Od ubiegłego czwartku na ulicach wielu polskich miast trwają protesty osób, które sprzeciwiają się orzeczeniu w sprawie aborcji. Trybunał Konstytucyjny, na którego czele stoi Julia Przyłębska 22 października orzekł, że niezgodne z konstytucją jest prawo do przerwania ciąży w przypadku ciężkiego i nieodwracalnego upośledzenia płodu.
Wicepremier i prezes PiS Jarosław Kaczyński odniósł się do trwających protestów w nagraniu, które we wtorek obiegło media społecznościowe. - Musimy bronić polskich kościołów, musimy ich bronić za każdą cenę. Wzywam wszystkich członków PiS i wszystkich, którzy nas wspierają do tego, by wzięli udział w obronie Kościoła, w obronie tego, co dziś jest atakowane i jest atakowane nieprzypadkowo - powiedział.
Swój komentarz do obecnej sytuacji w Polsce wygłosił profesor Adam Strzembosz, były pierwszy prezes Sądu Najwyższego. W programie "Kropka nad i" w TVN24 wyraził niepokój w odniesieniu do tego, co dzieje się na ulicach. - Z dużym napięciem obserwuję to, co się dzieje. Szczególnie mnie zelektryzowało wystąpienie pana premiera Jarosława Kaczyńskiego. W nim zabrzmiały zachęty do konfrontacji ulicznej różnych grup ideowych - oznajmił.
W dalszej części wypowiedzi prof. Strzembosz odniósł się do wydarzeń z przeszłości, w których sam uczestniczył. - Przeżyłem wojnę, rok 1968, rok 1976, rok 1981 i wiem, jak bardzo jest niebezpieczna konfrontacja z pokoleniem, które samo nigdy dotąd żadnej klęski ani żadnego pałowania nie przeżyło. Jeżeli ktoś przypuszcza, że wprowadzenie stanu wyjątkowego albo doprowadzenie do konfrontacji różnych grup młodzieżowych spowoduje uspokojenie tej sytuacji, to się bardzo myli - mówił.
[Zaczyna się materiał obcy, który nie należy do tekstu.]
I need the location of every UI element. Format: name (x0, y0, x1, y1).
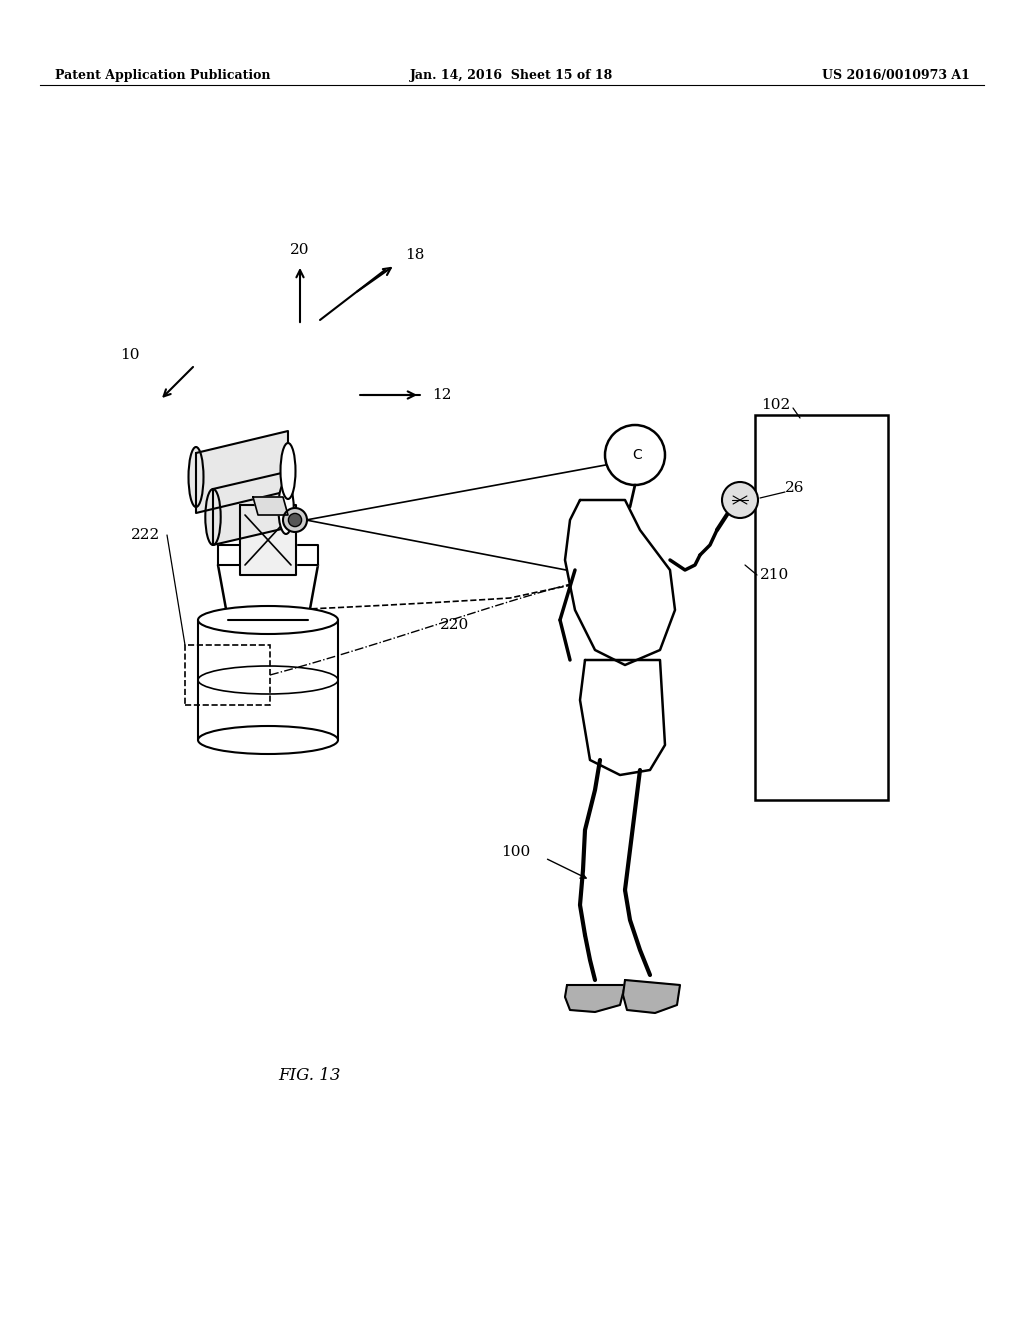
Polygon shape (580, 660, 665, 775)
Bar (755, 414, 888, 800)
Polygon shape (218, 545, 318, 565)
Text: 20: 20 (290, 243, 309, 257)
Text: 102: 102 (761, 399, 790, 412)
Polygon shape (253, 498, 288, 515)
Polygon shape (213, 473, 286, 545)
Polygon shape (240, 506, 296, 576)
Text: 210: 210 (760, 568, 790, 582)
Circle shape (289, 513, 302, 527)
Ellipse shape (188, 447, 204, 507)
Text: Jan. 14, 2016  Sheet 15 of 18: Jan. 14, 2016 Sheet 15 of 18 (411, 69, 613, 82)
Text: 18: 18 (406, 248, 424, 261)
Text: 12: 12 (432, 388, 452, 403)
Text: 220: 220 (440, 618, 469, 632)
Text: 222: 222 (131, 528, 160, 543)
Polygon shape (565, 500, 675, 665)
Text: 100: 100 (501, 845, 530, 859)
Ellipse shape (205, 488, 221, 545)
Text: FIG. 13: FIG. 13 (279, 1067, 341, 1084)
Circle shape (605, 425, 665, 484)
Bar (185, 645, 270, 705)
Polygon shape (565, 985, 625, 1012)
Circle shape (722, 482, 758, 517)
Ellipse shape (279, 482, 294, 535)
Text: Patent Application Publication: Patent Application Publication (55, 69, 270, 82)
Ellipse shape (281, 444, 296, 499)
Ellipse shape (198, 606, 338, 634)
Polygon shape (196, 432, 288, 513)
Polygon shape (623, 979, 680, 1012)
Text: 26: 26 (785, 480, 805, 495)
Text: 10: 10 (121, 348, 140, 362)
Circle shape (283, 508, 307, 532)
Text: US 2016/0010973 A1: US 2016/0010973 A1 (822, 69, 970, 82)
Ellipse shape (198, 726, 338, 754)
Text: C: C (632, 447, 642, 462)
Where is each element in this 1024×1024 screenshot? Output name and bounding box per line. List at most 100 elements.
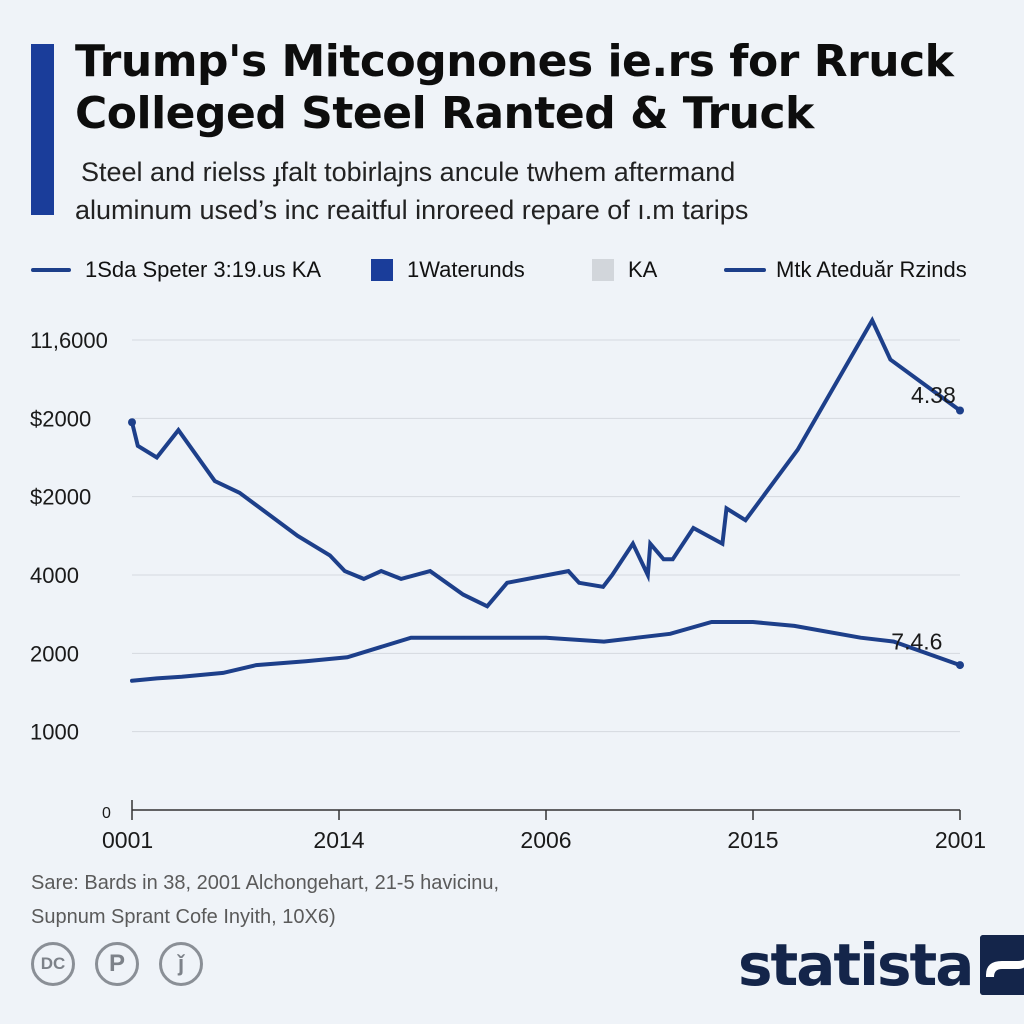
x-tick-label: 2001 — [935, 827, 986, 853]
data-point — [859, 636, 863, 640]
legend-line-swatch-icon — [724, 268, 766, 272]
chart-subtitle: Steel and rielss ɟfalt tobirlajns ancule… — [75, 153, 1005, 229]
data-point — [485, 604, 489, 608]
legend-label: KA — [628, 257, 658, 282]
data-point — [648, 542, 652, 546]
subtitle-line-1: Steel and rielss ɟfalt tobirlajns ancule… — [81, 157, 736, 187]
data-point — [671, 557, 675, 561]
data-point — [130, 679, 134, 683]
legend-item-speter[interactable]: 1Sda Speter 3:19.us KA — [31, 252, 321, 288]
data-point — [566, 569, 570, 573]
x-tick-label: 2015 — [727, 827, 778, 853]
y-tick-label: $2000 — [30, 406, 91, 431]
data-point — [635, 636, 639, 640]
legend-label: 1Waterunds — [407, 257, 525, 282]
data-point — [296, 534, 300, 538]
series-start-marker — [128, 418, 136, 427]
data-point — [155, 676, 159, 680]
data-point — [792, 624, 796, 628]
chart-legend: 1Sda Speter 3:19.us KA 1Waterunds KA Mtk… — [0, 252, 1024, 288]
data-point — [577, 581, 581, 585]
series-end-marker — [956, 406, 964, 415]
data-point — [238, 491, 242, 495]
data-point — [176, 428, 180, 432]
source-line-2: Supnum Sprant Cofe Inyith, 10X6) — [31, 906, 336, 928]
creative-commons-icon[interactable]: DC — [31, 942, 75, 986]
data-point — [602, 640, 606, 644]
data-point — [409, 636, 413, 640]
data-annotation: 7.4.6 — [891, 629, 942, 655]
data-point — [544, 636, 548, 640]
x-tick-label: 0001 — [102, 827, 153, 853]
data-point — [725, 506, 729, 510]
legend-label: 1Sda Speter 3:19.us KA — [85, 257, 322, 282]
data-point — [668, 632, 672, 636]
title-line-2: Colleged Steel Ranted & Truck — [75, 88, 814, 139]
data-point — [136, 444, 140, 448]
series-end-marker — [956, 661, 964, 670]
data-point — [691, 526, 695, 530]
data-point — [646, 573, 650, 577]
title-accent-bar — [31, 44, 54, 215]
data-point — [662, 557, 666, 561]
info-icon[interactable]: ǰ — [159, 942, 203, 986]
data-point — [379, 569, 383, 573]
legend-item-atedua[interactable]: Mtk Ateduăr Rzinds — [724, 252, 967, 288]
data-point — [399, 577, 403, 581]
x-tick-label: 2006 — [520, 827, 571, 853]
legend-line-swatch-icon — [31, 268, 71, 272]
source-note: Sare: Bards in 38, 2001 Alchongehart, 21… — [31, 866, 651, 934]
legend-label: Mtk Ateduăr Rzinds — [776, 257, 967, 282]
y-tick-label: 2000 — [30, 641, 79, 666]
data-point — [720, 542, 724, 546]
data-point — [180, 675, 184, 679]
chart-grid — [132, 339, 960, 733]
chart-axes — [131, 800, 961, 820]
brand-wordmark: statista — [738, 931, 974, 999]
data-point — [888, 358, 892, 362]
legend-item-ka[interactable]: KA — [592, 252, 657, 288]
y-tick-label: $2000 — [30, 485, 91, 510]
title-line-1: Trump's Mitcognones ie.rs for Rruck — [75, 36, 954, 87]
data-point — [343, 569, 347, 573]
data-point — [213, 479, 217, 483]
data-point — [710, 620, 714, 624]
legend-item-waterunds[interactable]: 1Waterunds — [371, 252, 525, 288]
data-point — [362, 577, 366, 581]
data-point — [221, 671, 225, 675]
data-point — [892, 640, 896, 644]
series-line-2 — [130, 620, 962, 683]
data-point — [631, 542, 635, 546]
data-point — [254, 663, 258, 667]
legend-box-swatch-icon — [371, 259, 393, 281]
series-line-1 — [130, 316, 962, 609]
data-point — [304, 659, 308, 663]
chart-series — [128, 316, 964, 683]
data-point — [505, 581, 509, 585]
data-point — [345, 655, 349, 659]
data-point — [428, 569, 432, 573]
y-tick-label: 1000 — [30, 720, 79, 745]
data-point — [461, 636, 465, 640]
line-chart: 11,6000 $2000 $2000 4000 2000 1000 0 0001 2014 20… — [30, 316, 986, 853]
data-point — [610, 573, 614, 577]
data-point — [328, 553, 332, 557]
legend-box-swatch-icon — [592, 259, 614, 281]
statista-mark-icon — [980, 935, 1024, 995]
data-annotation: 4.38 — [911, 382, 956, 408]
y-tick-label: 0 — [102, 805, 111, 822]
public-domain-icon[interactable]: P — [95, 942, 139, 986]
chart-labels: 11,6000 $2000 $2000 4000 2000 1000 0 0001 2014 20… — [30, 328, 986, 853]
y-tick-label: 4000 — [30, 563, 79, 588]
data-point — [796, 448, 800, 452]
data-point — [744, 518, 748, 522]
data-point — [751, 620, 755, 624]
y-tick-label: 11,6000 — [30, 328, 108, 353]
statista-logo[interactable]: statista — [738, 930, 1024, 1000]
subtitle-line-2: aluminum used’s inc reaitful inroreed re… — [75, 195, 749, 225]
data-point — [155, 456, 159, 459]
x-tick-label: 2014 — [313, 827, 364, 853]
data-point — [870, 318, 874, 322]
data-point — [461, 593, 465, 597]
source-line-1: Sare: Bards in 38, 2001 Alchongehart, 21… — [31, 872, 500, 894]
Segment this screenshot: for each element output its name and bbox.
Prof. Strzembosz twierdzi, że młode osoby, które stanowią zdecydowaną większość protestujących, będą trudne do pokonania. - Doświadczenia całego mojego długiego życia mówią, że z młodym pokoleniem, które po raz pierwszy wchodzi w takie szranki polityczne, właściwie nie ma wygranych, poza klęską wielkiego rozlewu krwi. Rozumiem ten gniew, też byłem młody, nieraz nadmiernie gniewny. Moim zadaniem, człowieka starego, jest wzywanie do powściągliwości obydwu stron, bo co, jeśli zostanie wprowadzony stan wyjątkowy? - dodał.
Podczas protestów dochodziło również do przerywania przez protestujących mszy w kościołach. Pojawiały się ponadto obraźliwe hasła na ich murach. Prof. Strzembosz jest przeciwny takim praktykom. - Jestem przeciwko przerywaniu mszy świętej, ale to jeszcze bardzo daleko do ataku na Kościół czy chrześcijaństwo. W tej chwili to są wybryki albo różne nieopanowane reakcje ludzi poddanych silnej emocji - ocenił.
Były pierwszy prezes Sądu Najwyższego nie był w stanie jednoznacznie określić, czy według niego orzeczenie Trybunału Konstytucyjnego było niezależne politycznie. - Tego nie wiem. Chcę tylko powiedzieć, że przez osiem lat byłem pierwszym prezesem Sądu Najwyższego, nigdy nie zdarzyło mi się niepublicznie spotkać z prezydentem, premierem, ministrem sprawiedliwości. Wydawało mi się, że moje stanowisko zobowiązuje mnie do absolutnej przejrzystości moich zachowań i że mam obowiązek nie czynić żadnych sytuacji, które mogłyby budzić podejrzenia co do mojej bezstronności - powiedział. - Niestety pan Jarosław Kaczyński i pani Julia Przyłębska [...] tej zasady nie przestrzegali. A ponieważ sam sposób powoływania sędziów do trybunału, sposób powołania pani przewodniczącej budzi daleko idące zastrzeżenia, to podejrzenie o sterowalność trybunału wydaje się zrozumiałe w sensie odbioru społecznego - dodał.
Na koniec prof. Strzembosz oznajmił, że "jest za życiem, jest chrześcijaninem, ale nie jest za tym, aby to politycy wyznaczali pewne minima moralne i żeby zmusili innych do bohaterstwa". Według niego "nie jest to zadanie dla polityków".